None of them could see through the resulting dust cloud, but they didn’t need to. As one, they unloaded their most potent abilities, scoring huge hits on the wyrm’s flank and drawing blood that splattered like magma on the ground. It even glowed, throwing the billowing clouds of dust into harsh illumination.
Then the wyrm was moving, its bulk slithering through solid stone like it wasn’t even there. The team got off another two rounds of attacks before their target vanished from sight. Strangely, it seemed to have its own shielding technique to prevent Sorin from tracking it with Living Earth, though either its sheer size or the fact that it was wounded made that a lot less effective.
“So much for one burst of destruction,” Nemari said grimly.
“I’ll signal when to Speed Burst once it comes out of the wall to attack,” Sorin said. “This is going to be a hit and run fight now, but at least we know everyone’s involved. We’ll kill it quickly and move on.”
Ah, it’s not to hide itself. It’s to obscure the moment of impact and disrupt our timing, he realized as he studied the wyrm. It was shielding specific segments as it writhed through the stone, making it appear to be five independent monsters traveling in a line. That was disorienting, but not exactly worrisome. The wyrm simply lacked the power to hide enough of its body to be a problem.

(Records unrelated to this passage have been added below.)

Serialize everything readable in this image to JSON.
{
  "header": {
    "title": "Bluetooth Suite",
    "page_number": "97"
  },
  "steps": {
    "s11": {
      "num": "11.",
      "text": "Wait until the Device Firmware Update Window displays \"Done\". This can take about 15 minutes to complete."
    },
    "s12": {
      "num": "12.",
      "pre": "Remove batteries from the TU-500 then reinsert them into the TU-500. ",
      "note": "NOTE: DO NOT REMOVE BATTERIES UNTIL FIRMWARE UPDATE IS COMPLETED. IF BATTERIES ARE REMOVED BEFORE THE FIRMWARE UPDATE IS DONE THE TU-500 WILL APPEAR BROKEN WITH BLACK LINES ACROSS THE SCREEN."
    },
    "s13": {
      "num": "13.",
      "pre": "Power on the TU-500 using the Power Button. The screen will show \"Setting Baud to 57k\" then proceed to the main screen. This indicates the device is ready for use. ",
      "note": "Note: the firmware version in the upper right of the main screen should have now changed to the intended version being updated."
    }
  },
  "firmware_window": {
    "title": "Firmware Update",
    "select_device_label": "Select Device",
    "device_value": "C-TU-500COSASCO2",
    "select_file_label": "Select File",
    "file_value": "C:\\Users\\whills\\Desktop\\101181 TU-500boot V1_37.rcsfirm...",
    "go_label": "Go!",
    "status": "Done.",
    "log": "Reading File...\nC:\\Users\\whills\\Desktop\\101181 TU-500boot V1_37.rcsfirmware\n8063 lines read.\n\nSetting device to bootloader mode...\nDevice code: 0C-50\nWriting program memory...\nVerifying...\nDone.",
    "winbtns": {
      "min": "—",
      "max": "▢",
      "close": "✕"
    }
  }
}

What it could do was concentrate a lot of that on the tip, where the mouth was. Going purely by what Living Earth was telling him, the wyrm was a hundred feet away. But in reality, it was probably more like seventy and closing fast. Every second or two, its imperfect shielding would reveal a flicker of its bulk, and Sorin easily kept track of its speed.
“Now!” he called, throwing himself into a Speed Burst that took him down the tunnel. The group split in two different directions, and the wyrm couldn’t compensate quickly enough. It burst into view, the stone in the tunnel simply disappearing as it plowed through, but there was nothing to hit. Immediately, it altered its angle and dove for the floor to get back out of sight.
That gave the team a few more seconds to lay down some serious hurt, which they did by unloading long-range spells at maximum strength into its length. Perhaps having learned its lesson about needlessly exposing itself, the wyrm next tried to bury them alive. Sorin and Odric prevented that from happening.
If it had been patient, the wyrm might have eventually succeeded, but wyrms weren’t known for their intelligence. Like all varieties of dragonoids, they were aggressive and arrogant. When the indirect approach failed, it quickly gave up and returned to its favored strategy of digging through the ground to charge at them directly.
That was why the team stood victorious five minutes later, a bubbling segment of wyrm carcass embedded in the wall and magma-like blood seeping into the tunnel. It hissed as it plopped onto the ground in sticky globules, so hot that Sorin could see the distortion in the air above it.
“That was both easy and utterly terrifying,” Yoru said eventually. “At one point, I really thought we’d be completely crushed when the ceiling started coming down.”
“That was the most challenging part of the fight,” Sorin agreed. He’d done ninety percent of the heavy lifting himself, but being able to coordinate with Odric had made it a lot easier. It had allowed him to stabilize the weight while Odric shifted it off piecemeal, which eased the concentration burden considerably.
“And we’re still set on going to the Antechamber?” Yoru asked.
“I’m going,” Sorin said. “If you all would prefer to take the portal hub, I won’t try to stop you.”
“Nah, fuck that,” Rue said. “If you’re going, I’m going.”
Yoru sighed, but didn’t argue against the plan again. Together, the whole team approached the portal that hung open in the air nearby.